Jerusalem of the Soul (1982)

A weekend a month ago, I visited Jerusalem for the first time as arrangements for Bethlehem at Christmas had to be made in person. I had intended to make my pilgrimage to Jerusalem at Christmas for the first time and in the spring for an extended time. My desire was to live in Israel, but hold off any visit to Jerusalem. I felt by waiting, I might long more for the experience, to savor Jerusalem’s magic for a time prepared with great anticipation.

As it turned out, I could have gone at anytime; waiting added nothing. She was waiting for me.  It is she, not I that dictates her way. Despite torrential rain and numbing cold of that first weekend visit, her charm enthralled me as she led me through her streets, the two of us, whirling and spinning, laughing and shouting, I with her in an ecstatic dance, the golden city, city of magical enchantment.

 Jerusalem needs no pampering, no sentimental deference from me. She lives to herself as any true city. In name she may be the New City and the Old City but she is not her blocks of stone and cobbled streets. She is herself, a shining presence, the centre of the world it was said, the ancient matriarch of the soul of the world. We think she wears a crown, the many-sided walled city. We know so little of her. The walls, erected by Suleiman the Magnificent, are but 500 years old, not even a day of her life. Walls are made for a divided humanity, a single wall that that encloses great division in competing belief and dress and claim upon those narrow passageways. With much noise do humans make that claim of Jerusalem and much blood did humanity spill in the streets, believing she could be wooed, human blood of every civilization and empire claiming her spirit, but she herself is unassailable, independent of her interlopers and residents alike, indifferent to their presumptive ways, like a great matron who sweeps aside the children with her skirts.

The nations come and go, for a while to ply their trade in her streets, to live in her enclosures, to eat her bread, assuming in their bravado that she is theirs for the taking, but for a time only, as other mighty claimants assault her precinct. My time with her was but a brief fling, yet on a cold and rainy night, she had slipped around the corner, beckoned me, seduced me by her mystique, disappeared in the dark recesses of narrow streets, soon to forget I even existed, but from that first glimpse I longed for her, for the rest of my lifeI longed for her, enchanted as I was, as so many others, so many, having brushed her stones with our naked feet. And she does not care for she knows our ways to be foolish, in her ancient wisdom knows better, always has been what she is, not stones, no…the glimmer that would lead one to a merry dance, if we could but have faith.

I think the true city is a Jerusalem of the soul. Another person had come to this place before me.

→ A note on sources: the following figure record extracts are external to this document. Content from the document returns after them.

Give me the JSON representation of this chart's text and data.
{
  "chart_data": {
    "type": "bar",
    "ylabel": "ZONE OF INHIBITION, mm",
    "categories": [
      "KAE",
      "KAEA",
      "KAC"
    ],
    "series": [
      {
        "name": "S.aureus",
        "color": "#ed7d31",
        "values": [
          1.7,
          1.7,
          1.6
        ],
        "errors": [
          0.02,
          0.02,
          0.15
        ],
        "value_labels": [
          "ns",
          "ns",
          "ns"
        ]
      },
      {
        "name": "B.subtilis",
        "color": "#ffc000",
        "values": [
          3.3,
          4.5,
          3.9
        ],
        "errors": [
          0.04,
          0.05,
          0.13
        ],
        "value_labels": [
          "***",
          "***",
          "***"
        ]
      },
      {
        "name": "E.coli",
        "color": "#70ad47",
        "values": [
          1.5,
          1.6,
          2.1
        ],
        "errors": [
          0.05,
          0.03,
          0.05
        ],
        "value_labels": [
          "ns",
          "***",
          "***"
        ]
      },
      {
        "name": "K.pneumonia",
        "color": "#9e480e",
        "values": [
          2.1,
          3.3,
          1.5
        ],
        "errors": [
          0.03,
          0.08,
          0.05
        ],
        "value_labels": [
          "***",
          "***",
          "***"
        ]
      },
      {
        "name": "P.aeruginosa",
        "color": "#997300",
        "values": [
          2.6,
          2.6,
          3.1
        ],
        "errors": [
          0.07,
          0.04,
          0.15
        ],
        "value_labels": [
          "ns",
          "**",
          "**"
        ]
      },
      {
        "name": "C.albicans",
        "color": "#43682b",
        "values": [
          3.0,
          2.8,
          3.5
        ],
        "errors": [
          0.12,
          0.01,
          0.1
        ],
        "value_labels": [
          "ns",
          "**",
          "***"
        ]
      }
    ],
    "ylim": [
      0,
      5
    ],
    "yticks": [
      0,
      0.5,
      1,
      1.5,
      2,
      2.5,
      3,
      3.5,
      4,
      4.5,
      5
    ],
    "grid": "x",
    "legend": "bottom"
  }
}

Making his way to Jerusalem for the last time before his death, as he came into its view from the Mount of Olives, with palm-waving throngs all around him, singing his glory, Jesus gazed over Jerusalem and cried, it is told us, cried bitterly. Now I, too, have looked upon the longing deep within, the Jerusalem of my soul, and cried, cried bitterly. There are no entrances through the walls but many gates. There are no street signs but one broad avenue and many darkened alleys. It would be easy to tell the avenue from the alleys but I am blind and foolish, stupid man.

And so I stand where I am. Naked. Blind. Deaf. Mute. My toe follows the contour of the stone I stand on. Only the stone appears alive. I know of nothing more to exist. 

At times I hear voices draw near from somewhere and together we laugh and cry and say, ‘how do you do’, ‘how good for you’. And maybe I feel a touch from somewhere, in a moment, but the shuffling of the retreating feet that fill my imagination, my desire, fades away into silence. And the silence persists. And I wonder if the voices ever did exist. Funny, the meetings and the goodbyes. What chance they are.

I do not call after the voices, nor send them away. I question it not, nor seek for meaning. It is enough to have imagined, dreamt for a while. I cry for the memory is all I have. I cry in empty streets. Who can know my solitary soul? Whose soul can I know? Weak-kneed I collapse, fall prostrate on the hard ground. Ahh, but Jerusalem, Jerusalem, the Holy, the city is light. I am here, in the centre of the city. I was here all the time. Its glow warms my body. Its breath whispers, so softly in my ear sweet words, love, you are loved. Even the stones lift me up. I am home. I begin the dance.